On the whole our round is going fairly well. I doubt we're going to cash, since we're not birdieing that many (and I find it horrifying that birdieing is spelled that way but it looks like it is). But we're beating the other dudes we're playing with.
Some of the baskets are kind of funky.
And some of the foliage is too. This is an agave, I am just about sure. The desert plants are much more interesting than the midwest plants.
Then there's the stupid hole 16. But we won't talk any more about that.
So we'll close with 18, a real nice finishing hole. A legit sort of par 4 except it's not really. Big downhill, plays to the right, about 700'. You have to land it on the left to get a shot down toward the basket, but the bunkers on the left are OB, the green over there is OB, so these are legitimately good fairway bunkers, and this is a nicely designed golf hole.
We put both our drives in different bunkers, which sucks.

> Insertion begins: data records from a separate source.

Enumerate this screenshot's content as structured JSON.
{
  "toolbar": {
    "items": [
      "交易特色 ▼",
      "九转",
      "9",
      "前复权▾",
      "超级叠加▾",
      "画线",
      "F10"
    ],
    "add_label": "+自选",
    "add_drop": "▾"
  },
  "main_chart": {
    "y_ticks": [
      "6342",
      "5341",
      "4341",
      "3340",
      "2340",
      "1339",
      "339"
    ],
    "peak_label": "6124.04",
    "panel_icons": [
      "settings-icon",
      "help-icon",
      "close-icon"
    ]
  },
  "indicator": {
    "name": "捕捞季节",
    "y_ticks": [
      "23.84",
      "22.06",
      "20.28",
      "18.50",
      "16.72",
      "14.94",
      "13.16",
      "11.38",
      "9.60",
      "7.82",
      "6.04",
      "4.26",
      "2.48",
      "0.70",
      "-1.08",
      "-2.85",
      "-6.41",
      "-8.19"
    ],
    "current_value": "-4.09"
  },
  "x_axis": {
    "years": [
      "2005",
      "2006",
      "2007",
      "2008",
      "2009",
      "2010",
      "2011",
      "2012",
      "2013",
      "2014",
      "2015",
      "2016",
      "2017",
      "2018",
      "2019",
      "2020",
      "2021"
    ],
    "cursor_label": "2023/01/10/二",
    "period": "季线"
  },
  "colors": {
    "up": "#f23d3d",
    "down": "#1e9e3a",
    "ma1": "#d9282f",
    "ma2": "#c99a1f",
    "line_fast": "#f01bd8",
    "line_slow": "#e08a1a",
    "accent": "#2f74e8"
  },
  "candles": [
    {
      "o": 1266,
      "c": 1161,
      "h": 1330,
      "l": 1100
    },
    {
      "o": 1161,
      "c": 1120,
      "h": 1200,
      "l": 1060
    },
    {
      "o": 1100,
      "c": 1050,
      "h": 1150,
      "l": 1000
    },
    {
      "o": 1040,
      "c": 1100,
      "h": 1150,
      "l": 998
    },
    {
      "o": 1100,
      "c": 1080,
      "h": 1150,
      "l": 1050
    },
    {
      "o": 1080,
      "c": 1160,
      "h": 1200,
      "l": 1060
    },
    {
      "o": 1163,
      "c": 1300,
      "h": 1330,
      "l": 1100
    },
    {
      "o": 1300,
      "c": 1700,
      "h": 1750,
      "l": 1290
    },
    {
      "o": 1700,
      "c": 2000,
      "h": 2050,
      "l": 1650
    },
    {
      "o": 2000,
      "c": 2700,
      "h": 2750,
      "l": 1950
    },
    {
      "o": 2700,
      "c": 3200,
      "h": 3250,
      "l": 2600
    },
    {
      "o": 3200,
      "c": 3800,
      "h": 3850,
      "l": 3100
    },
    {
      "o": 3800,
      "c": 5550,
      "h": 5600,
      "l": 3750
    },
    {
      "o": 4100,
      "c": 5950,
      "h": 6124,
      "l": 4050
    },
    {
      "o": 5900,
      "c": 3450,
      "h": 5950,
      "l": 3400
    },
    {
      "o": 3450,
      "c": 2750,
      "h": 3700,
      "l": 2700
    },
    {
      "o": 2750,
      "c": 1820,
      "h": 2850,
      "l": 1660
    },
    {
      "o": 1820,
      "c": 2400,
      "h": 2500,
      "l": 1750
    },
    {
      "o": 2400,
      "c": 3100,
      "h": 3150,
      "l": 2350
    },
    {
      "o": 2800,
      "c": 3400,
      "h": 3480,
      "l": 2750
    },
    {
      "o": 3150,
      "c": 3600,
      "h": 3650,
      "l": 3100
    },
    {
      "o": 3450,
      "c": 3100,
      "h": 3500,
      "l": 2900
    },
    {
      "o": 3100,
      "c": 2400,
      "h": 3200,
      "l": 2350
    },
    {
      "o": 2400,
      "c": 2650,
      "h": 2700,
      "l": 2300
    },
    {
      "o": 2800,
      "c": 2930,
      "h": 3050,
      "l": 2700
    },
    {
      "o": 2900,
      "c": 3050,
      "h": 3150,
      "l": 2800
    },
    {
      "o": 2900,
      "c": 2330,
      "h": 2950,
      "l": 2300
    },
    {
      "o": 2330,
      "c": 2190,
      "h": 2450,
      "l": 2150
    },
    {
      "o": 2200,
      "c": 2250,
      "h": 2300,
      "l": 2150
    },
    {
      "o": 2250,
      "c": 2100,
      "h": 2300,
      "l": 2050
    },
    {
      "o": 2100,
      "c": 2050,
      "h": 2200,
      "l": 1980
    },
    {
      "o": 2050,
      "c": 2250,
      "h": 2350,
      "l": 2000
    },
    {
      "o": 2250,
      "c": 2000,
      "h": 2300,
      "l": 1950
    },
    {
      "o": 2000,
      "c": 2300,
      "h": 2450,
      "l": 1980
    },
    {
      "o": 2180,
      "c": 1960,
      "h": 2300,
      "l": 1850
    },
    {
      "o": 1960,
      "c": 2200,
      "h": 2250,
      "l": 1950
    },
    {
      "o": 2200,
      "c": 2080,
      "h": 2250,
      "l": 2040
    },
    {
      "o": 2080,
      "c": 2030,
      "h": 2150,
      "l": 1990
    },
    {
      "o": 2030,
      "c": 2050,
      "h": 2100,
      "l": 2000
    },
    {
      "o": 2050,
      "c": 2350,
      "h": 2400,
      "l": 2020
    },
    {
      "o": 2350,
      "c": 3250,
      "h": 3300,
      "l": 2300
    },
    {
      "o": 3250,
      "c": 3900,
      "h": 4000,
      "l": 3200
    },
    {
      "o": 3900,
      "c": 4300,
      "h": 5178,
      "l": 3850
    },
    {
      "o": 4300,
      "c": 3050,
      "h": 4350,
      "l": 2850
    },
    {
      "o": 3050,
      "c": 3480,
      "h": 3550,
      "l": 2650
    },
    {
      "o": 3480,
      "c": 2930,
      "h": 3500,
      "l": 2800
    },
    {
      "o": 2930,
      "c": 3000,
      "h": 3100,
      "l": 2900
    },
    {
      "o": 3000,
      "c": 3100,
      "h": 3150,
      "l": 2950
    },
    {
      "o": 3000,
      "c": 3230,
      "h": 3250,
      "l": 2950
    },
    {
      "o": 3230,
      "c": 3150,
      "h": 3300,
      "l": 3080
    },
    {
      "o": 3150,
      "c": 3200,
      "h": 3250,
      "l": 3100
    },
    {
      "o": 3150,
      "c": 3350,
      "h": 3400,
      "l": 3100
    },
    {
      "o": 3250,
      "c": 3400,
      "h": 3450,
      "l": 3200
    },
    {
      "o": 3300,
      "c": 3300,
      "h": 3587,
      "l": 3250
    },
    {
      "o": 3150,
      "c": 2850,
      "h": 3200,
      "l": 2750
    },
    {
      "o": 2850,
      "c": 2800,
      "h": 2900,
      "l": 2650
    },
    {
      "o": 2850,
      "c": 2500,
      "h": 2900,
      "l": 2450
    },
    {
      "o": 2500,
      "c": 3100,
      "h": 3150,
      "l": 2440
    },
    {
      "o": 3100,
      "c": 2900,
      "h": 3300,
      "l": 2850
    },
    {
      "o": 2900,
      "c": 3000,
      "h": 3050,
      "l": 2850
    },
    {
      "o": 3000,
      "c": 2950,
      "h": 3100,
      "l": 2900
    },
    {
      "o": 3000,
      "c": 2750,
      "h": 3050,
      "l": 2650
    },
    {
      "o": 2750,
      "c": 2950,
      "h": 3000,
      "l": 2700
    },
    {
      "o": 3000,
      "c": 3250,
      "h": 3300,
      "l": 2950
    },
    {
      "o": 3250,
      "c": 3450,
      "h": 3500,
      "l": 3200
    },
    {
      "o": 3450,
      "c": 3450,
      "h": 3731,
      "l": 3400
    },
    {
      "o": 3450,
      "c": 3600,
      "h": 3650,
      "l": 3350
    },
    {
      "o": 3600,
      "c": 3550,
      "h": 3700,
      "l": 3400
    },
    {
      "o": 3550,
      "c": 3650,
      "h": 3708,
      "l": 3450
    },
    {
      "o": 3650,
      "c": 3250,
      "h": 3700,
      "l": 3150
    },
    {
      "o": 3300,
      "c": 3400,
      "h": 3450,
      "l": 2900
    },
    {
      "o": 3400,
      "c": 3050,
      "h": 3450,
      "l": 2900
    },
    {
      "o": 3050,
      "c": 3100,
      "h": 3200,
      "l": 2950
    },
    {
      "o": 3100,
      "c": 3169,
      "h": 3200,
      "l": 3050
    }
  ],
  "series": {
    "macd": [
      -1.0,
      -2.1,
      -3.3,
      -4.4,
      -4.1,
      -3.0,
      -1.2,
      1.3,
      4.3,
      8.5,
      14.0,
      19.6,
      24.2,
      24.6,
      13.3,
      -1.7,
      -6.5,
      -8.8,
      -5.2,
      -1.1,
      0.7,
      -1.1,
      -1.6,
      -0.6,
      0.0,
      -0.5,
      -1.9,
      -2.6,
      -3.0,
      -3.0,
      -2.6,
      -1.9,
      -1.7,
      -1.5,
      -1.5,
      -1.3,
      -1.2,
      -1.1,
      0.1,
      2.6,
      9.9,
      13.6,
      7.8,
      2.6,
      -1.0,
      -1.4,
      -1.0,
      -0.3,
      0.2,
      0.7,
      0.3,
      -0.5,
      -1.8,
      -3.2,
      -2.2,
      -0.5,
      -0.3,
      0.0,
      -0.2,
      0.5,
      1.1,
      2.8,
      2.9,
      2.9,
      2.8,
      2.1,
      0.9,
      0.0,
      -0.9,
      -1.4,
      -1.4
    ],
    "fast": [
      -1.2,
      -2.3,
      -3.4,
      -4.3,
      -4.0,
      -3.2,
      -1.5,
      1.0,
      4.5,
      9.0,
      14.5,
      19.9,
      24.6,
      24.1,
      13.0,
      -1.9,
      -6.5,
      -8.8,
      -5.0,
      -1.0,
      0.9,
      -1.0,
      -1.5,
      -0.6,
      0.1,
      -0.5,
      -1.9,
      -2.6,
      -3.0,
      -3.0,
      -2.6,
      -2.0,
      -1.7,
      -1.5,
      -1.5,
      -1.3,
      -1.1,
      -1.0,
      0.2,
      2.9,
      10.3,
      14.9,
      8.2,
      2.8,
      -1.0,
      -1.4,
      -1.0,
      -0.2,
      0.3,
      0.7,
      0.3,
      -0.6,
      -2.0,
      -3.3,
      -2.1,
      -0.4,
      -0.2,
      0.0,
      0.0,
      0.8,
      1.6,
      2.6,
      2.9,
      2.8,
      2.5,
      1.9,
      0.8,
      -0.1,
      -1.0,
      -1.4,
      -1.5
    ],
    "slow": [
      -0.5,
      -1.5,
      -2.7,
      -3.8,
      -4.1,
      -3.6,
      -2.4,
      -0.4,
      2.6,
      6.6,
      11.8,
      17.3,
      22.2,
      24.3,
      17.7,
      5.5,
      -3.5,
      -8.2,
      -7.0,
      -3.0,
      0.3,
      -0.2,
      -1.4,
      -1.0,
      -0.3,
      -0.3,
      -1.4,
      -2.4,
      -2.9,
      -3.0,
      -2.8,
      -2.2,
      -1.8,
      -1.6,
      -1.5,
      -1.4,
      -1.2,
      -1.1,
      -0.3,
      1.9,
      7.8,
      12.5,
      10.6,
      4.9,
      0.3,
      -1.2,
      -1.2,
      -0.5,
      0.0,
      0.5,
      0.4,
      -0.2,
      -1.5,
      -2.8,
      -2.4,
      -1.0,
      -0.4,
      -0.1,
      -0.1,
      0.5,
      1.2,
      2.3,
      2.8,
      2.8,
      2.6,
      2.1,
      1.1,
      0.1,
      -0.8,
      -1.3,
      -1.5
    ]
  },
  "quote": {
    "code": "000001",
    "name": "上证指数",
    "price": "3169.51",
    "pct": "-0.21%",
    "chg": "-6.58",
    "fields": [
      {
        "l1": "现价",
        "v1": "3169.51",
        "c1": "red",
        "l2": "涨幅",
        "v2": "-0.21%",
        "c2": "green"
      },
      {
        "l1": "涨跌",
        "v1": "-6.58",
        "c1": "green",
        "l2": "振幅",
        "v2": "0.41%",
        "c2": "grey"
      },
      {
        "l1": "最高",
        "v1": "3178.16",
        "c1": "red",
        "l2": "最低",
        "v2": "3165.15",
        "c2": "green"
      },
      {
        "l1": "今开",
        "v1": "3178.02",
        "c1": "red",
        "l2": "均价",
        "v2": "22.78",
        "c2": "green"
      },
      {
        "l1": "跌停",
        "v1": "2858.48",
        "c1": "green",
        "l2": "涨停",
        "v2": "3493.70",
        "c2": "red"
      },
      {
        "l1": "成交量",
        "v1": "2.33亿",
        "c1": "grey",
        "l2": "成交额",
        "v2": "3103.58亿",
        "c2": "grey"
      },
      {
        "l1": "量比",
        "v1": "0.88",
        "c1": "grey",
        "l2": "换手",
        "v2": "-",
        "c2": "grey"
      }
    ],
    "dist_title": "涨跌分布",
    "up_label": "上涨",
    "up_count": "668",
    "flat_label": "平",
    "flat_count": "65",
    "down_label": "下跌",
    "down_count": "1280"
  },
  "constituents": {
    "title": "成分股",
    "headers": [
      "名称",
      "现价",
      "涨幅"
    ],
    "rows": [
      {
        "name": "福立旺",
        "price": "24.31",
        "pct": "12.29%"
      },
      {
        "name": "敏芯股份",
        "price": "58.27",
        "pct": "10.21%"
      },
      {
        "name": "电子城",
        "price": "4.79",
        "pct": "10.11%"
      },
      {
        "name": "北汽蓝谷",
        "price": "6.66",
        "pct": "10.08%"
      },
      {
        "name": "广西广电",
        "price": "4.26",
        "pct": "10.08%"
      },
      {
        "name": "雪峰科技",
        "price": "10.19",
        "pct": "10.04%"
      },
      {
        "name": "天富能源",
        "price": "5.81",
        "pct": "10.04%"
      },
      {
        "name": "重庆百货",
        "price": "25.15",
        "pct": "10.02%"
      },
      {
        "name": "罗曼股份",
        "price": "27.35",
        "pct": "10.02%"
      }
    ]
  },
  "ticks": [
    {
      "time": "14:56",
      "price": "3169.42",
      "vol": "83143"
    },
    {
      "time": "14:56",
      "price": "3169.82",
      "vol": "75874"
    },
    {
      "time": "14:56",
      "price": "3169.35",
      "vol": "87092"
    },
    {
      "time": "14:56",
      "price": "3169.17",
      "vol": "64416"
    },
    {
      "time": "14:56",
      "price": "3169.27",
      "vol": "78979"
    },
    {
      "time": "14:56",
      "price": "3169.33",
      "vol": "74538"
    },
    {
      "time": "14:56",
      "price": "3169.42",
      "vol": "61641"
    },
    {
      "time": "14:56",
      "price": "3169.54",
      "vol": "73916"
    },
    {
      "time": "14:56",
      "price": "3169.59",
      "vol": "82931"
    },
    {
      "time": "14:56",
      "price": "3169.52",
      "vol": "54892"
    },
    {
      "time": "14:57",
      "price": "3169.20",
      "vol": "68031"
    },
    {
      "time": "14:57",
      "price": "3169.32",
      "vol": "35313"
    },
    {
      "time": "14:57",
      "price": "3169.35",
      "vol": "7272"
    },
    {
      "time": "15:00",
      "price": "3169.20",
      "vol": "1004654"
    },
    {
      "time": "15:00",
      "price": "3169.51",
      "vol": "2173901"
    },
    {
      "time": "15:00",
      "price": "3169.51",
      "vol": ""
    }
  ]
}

And what are the chances. But whatever. Here's the second shot down to the basket:
which resides behind the tree. We end with a bogey on this hole thanks to the OB. And we end with a 55, which isn't bad, but it's hardly a hot round. We exchange info, a dude in the parking lot offers me a Newcastle which strangely I turn down. I don't end up with any Percocet. But I'll definitely say that this was an enjoyable experience.
The course gets only a 2.75/4.0 for me, which is even a little bit of a stretch. It's not a great course. There's pretty much no way a disc golf course on a ball golf course is going to be great, I think. But this was better than the others I've seen, and offered some challenge. The experience of playing it is still worth it. 3.5/4.0 for the experience aside from my somewhat lackluster play.
As always, playing these makes me want to be more serious about my game, which has not been improving.
I'll find out tomorrow if we cashed or not. I can't stand sticking around for the ceremony usually unless I am real sure I am in the cash. Will I play the singles here next year? Very doubtful. The doubles? Probably. Eventually I'm going to be hooked up with somebody awesome, like Ken Climo, and win this fucking thing. Probably not for a while however.
2 comments:
Sweetness. Good post. Made me want to go play but then again I was going to go play go play go play...
Word Verification: colaphan.
Great post. I too like doubles. Am trying to get some doubles action on my local course. Got one guy to play for his first time. A month later he shot a par 27. Like I said before: easy course.
Well played and enjoy the baconnaise.